THE CALIFORNIA ENERGY CRISIS

Lights: A road repair project prevents the conservation-conscious city from unplugging some holiday displays, officials say.

January 24, 2001|BOB POOL | TIMES STAFF WRITER

If there's a bright side to the electricity crisis, it's on the south side of Santa Monica Boulevard in West Hollywood, where holiday lights are still merrily blazing on municipal utility poles, nearly a month after Christmas.

After appealing to residents and merchants to conserve power, red-faced city officials say they are unable to turn off the Christmas decorations because of a street repair project along the boulevard.

Workers can't get a hydraulic cherry-picker lift close enough to the poles to unplug the lighted decorations because the boulevard is so torn up, officials say.

Sixteen displays just west of La Cienega and San Vicente boulevards remained connected Tuesday. A private lighting contractor was able to remove 174 other holiday displays earlier this month.

The decorations are plugged into outlets on top of boulevard lamp fixtures and glow during the same nighttime hours as the street lights. Although the decorations use relatively little power, officials acknowledge that some passersby view the holiday lights as a shining example of hypocrisy.

"We have considered shutting down those street lights completely," by turning off their boulevard circuit, said City Councilman Steve Martin. But the city is "concerned for public safety, especially in the midst of the heaviest [pavement] construction area." He said the lighting contractor is in discussion with the paving contractor about getting safe access to the poles.

Merchants and shoppers who have suffered through traffic congestion and confusion for more than a year during the $35-million street repair project were taking the leftover-lights crisis in stride on Tuesday.

"Even I managed to take my Christmas decorations down," laughed Andrea Richards, a busy writer for a girls' book publishing company whose offices are beneath one of the poles.

Down the street, clothing designer Andrew Makay joked about sewing by candlelight, while model Nikko Padron groused good-naturedly about energy conservation in the shop. "They turned off the dressing room lights on me," Padron said.

West Hollywood's power is provided by Southern California Edison Co. For weeks, that firm has braced for possible rolling blackouts because of the energy crisis.

Earlier this month, West Hollywood officials took what could be the first step toward severing ties with Edison. City leaders agreed to investigate the possibility of joining Los Angeles' Department of Water and Power or forming their own power agency--perhaps in conjunction with nearby Beverly Hills, Santa Monica and Culver City, which are also Edison customers.

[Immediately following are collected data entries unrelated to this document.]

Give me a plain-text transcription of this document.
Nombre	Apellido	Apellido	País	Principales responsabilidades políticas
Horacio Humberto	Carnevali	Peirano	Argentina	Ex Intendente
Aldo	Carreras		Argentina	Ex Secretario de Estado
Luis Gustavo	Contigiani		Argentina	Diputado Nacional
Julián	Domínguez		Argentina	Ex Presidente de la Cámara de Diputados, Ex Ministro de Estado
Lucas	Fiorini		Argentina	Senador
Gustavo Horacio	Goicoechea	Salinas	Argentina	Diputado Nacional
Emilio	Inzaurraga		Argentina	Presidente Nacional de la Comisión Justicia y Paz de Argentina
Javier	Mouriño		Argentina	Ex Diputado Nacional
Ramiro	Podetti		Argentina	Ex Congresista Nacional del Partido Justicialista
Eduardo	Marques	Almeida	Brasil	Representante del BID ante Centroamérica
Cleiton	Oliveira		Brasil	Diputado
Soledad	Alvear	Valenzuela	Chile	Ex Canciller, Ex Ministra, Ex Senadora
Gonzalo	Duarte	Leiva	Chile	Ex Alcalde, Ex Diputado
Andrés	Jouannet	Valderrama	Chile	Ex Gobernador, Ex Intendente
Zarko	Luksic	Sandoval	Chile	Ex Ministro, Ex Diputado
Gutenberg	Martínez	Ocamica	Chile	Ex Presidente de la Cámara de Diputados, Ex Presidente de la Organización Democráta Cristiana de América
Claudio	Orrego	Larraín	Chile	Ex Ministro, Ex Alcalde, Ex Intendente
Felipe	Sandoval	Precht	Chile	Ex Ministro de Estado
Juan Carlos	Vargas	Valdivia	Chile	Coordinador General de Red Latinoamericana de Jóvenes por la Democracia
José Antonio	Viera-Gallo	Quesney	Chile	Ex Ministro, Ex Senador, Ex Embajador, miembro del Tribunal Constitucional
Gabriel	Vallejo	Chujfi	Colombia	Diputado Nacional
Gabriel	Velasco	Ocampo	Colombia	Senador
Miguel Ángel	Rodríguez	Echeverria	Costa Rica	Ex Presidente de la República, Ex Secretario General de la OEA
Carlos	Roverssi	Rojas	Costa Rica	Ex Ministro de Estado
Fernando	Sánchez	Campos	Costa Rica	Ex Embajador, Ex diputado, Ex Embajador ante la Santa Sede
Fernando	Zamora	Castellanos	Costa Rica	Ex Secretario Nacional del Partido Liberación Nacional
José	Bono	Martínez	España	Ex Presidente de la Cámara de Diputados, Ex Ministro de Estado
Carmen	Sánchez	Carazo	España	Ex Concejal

In the meantime, West Hollywood has called upon residents to turn off lights, lower thermostats and take shorter showers to conserve energy. Officials said they have taken what they describe as "drastic steps to cut back" on power use at City Hall by shutting down computers, elevators and lights.

A team of city workers and volunteers has been set up to help residents in case of a widespread power outage. "This is a critical time for all of us," said City Manager Paul Arevalo.

An Edison spokesman said the firm was unaware of the Christmas lights but appreciated the city's attempt to unplug them. Such conservation efforts have helped avoid local blackouts so far, he said.

For now, however, a solution to the Christmas lights-cherry-picker problem was offered Tuesday by Natalie Blacker, a college student who works in a boulevard office.

"Hasn't anybody heard of a ladder?" Blacker asked. Lightheartedly, of course.